Von Mai bis September kannst du die Burg täglich von 9:00 bis 20:00 Uhr besichtigen, der letzte Einlass ist um 17:00 Uhr. In den Monaten Oktober bis April sind die Öffnungszeiten kürzer, hier ist die Burg von 10:00 bis 15:00 Uhr geöffnet.

Eintrittspreise

Für die Besichtigung stehen zwei Routen zur Verfügung:

  • Grüne Route (ca. 1,5 Stunden): Erwachsene: 35 zł, Ermäßigt: 25 zł
  • Historische Route (ca. 3,5 Stunden): Erwachsene: 80 zł, Ermäßigt: 60 zł
    Kinder bis 7 Jahre haben freien Eintritt.
    Ein Tipp: Kaufe dein Ticket am besten vorher online, um Wartezeiten zu vermeiden.

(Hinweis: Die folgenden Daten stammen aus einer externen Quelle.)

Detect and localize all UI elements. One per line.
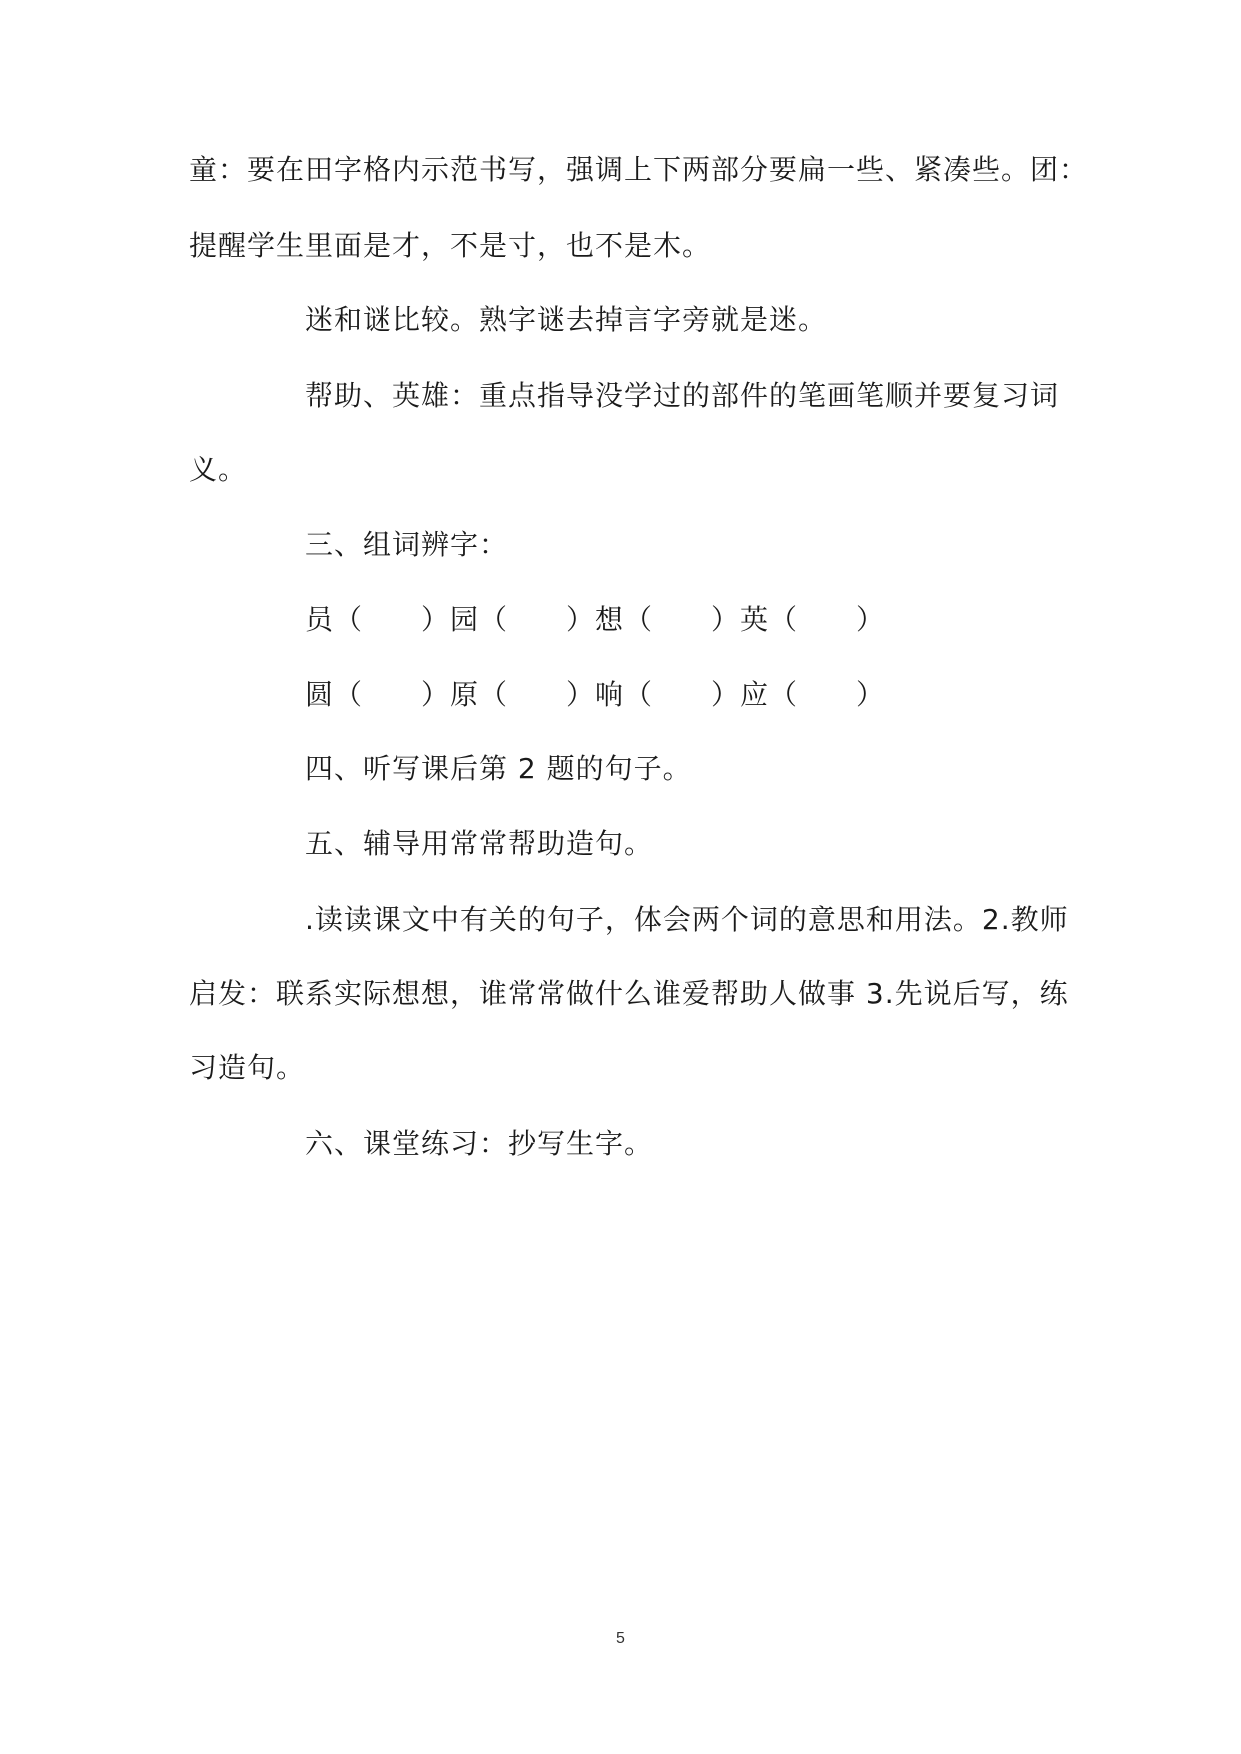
word-exercise-row-1: 员（ ）园（ ）想（ ）英（ ） [305, 603, 886, 636]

Anreise zur Marienburg und Parkmöglichkeiten

Die Marienburg ist leicht mit dem Auto, Zug oder Bus erreichbar. Sie liegt an den Straßen Nr. 22 und 55 und ist etwa 50 Minuten Fahrt von Danzig entfernt. Mit dem Zug dauert die Fahrt ebenfalls ca. 45 Minuten, und vom Bahnhof in Malbork sind es nur etwa 15 Minuten Fußweg bis zur Burg​.

Parkmöglichkeiten vor Ort

Es gibt mehrere Parkplätze rund um die Marienburg. Ein beliebter Parkplatz befindet sich an der Sierakowskich-Straße, direkt in der Nähe der Burg. Weitere kostenpflichtige Parkmöglichkeiten findest du auf dem Plac Słowiański und in der Kopernika-Straße. Es gibt auch einen Parkplatz an der Dworcowa-Straße nahe dem Bahnhof, falls du mit dem Zug ankommst. Eine weitere Option ist der kostenlose Parkplatz am städtischen Stadion in der Toruńska-Straße, was eine gute Wahl ist, wenn du längere Zeit parken möchtest.

Es empfiehlt sich, frühzeitig anzureisen, da die Parkplätze besonders in der Hauptsaison schnell belegt sind.